Discontent among workers

Large column of banner-carrying women disrupts trams on city street
Women take to the streets of Petrograd

The ‘war economy’ had resulted in a steep increase of workers in the cities. City administrations faced added pressure to provide housing and services.

Unemployment rose in industries that were not directly contributing to the war effort (these factories could not maintain a supply of raw materials).

Living conditions deteriorated, especially as a result of shortages in the shops. These were caused by:

  • the abandonment of Poland and Lithuania in 1915 had deprived Russia of much farmland
  • peasants hoarded grain for their own use rather than selling it
  • the railways were committed to the war effort not transporting supplies to the cities

There was a severe lack of food in Moscow and, in 1917, Petrograd only received half of the grain required to feed its citizens. These shortages contributed to social unrest.

In January 1917, in commemoration of Bloody Sunday, 140 000 workers went on strike in Petrograd. In February, rioting broke out in the city. Crowds attacked bakeries in a desperate search for bread. This was partially in response to the announcement of bread rationing.

In the following days, strikes and demonstrations took place. Strikers from the Putilov Engineering Plantith joined the crowds at the celebration of International Women’s Day. As the number of people on the streets of Petrograd increased, soldiers refused orders to fire on the crowds. Instead they began to join in the protests.

The Petrograd Soviet was established and issued Order #1, announcing that soldiers had the right to elect their own officers.

The fall of the Tsar

When informed of these events, Nicholas II dismissed it as a "hooligan movement" which would soon be over. Even as his regime met total collapse, the Tsar still showed his inability to face reality.

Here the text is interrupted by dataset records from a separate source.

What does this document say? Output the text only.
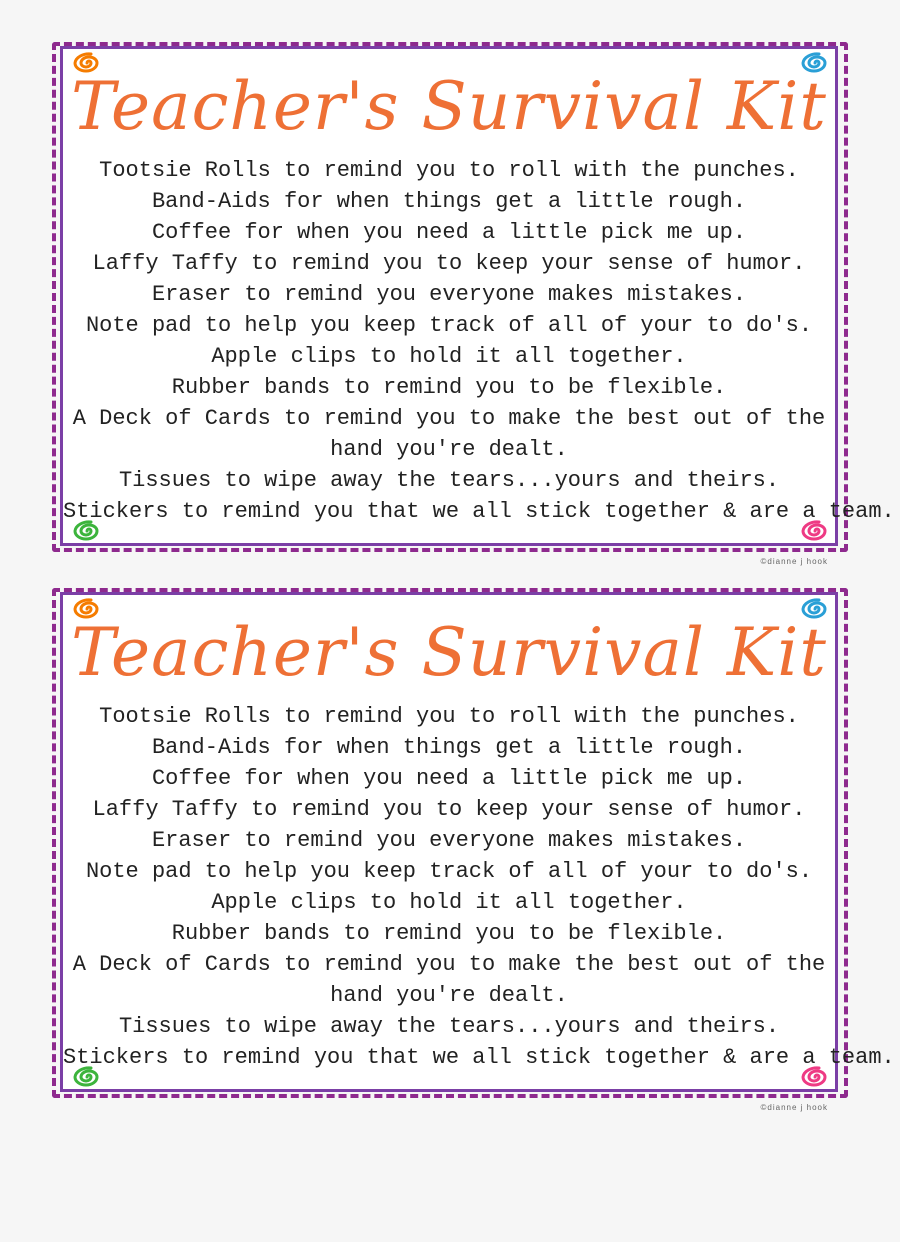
Teacher's Survival Kit
Tootsie Rolls to remind you to roll with the punches.
Band-Aids for when things get a little rough.
Coffee for when you need a little pick me up.
Laffy Taffy to remind you to keep your sense of humor.
Eraser to remind you everyone makes mistakes.
Note pad to help you keep track of all of your to do's.
Apple clips to hold it all together.
Rubber bands to remind you to be flexible.
A Deck of Cards to remind you to make the best out of the
hand you're dealt.
Tissues to wipe away the tears...yours and theirs.
Stickers to remind you that we all stick together & are a team.
©dianne j hook
Teacher's Survival Kit
Tootsie Rolls to remind you to roll with the punches.
Band-Aids for when things get a little rough.
Coffee for when you need a little pick me up.
Laffy Taffy to remind you to keep your sense of humor.
Eraser to remind you everyone makes mistakes.
Note pad to help you keep track of all of your to do's.
Apple clips to hold it all together.
Rubber bands to remind you to be flexible.
A Deck of Cards to remind you to make the best out of the
hand you're dealt.
Tissues to wipe away the tears...yours and theirs.
Stickers to remind you that we all stick together & are a team.
©dianne j hook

Nicholas made an attempt to return from the war front to the capital, Petrograd, and reclaim his authority. But in late February revolutionaries diverted the train to Pskov. Isolated and powerless without the support of the army, his reign as Tsar was over - the only option now was abdication.

Nicholas named his brother, the Grand Duke Michael, as his successor. Michael lacked the support of the people or the military. He refused the position. With that, the Romanov dynasty surrendered control of Russia.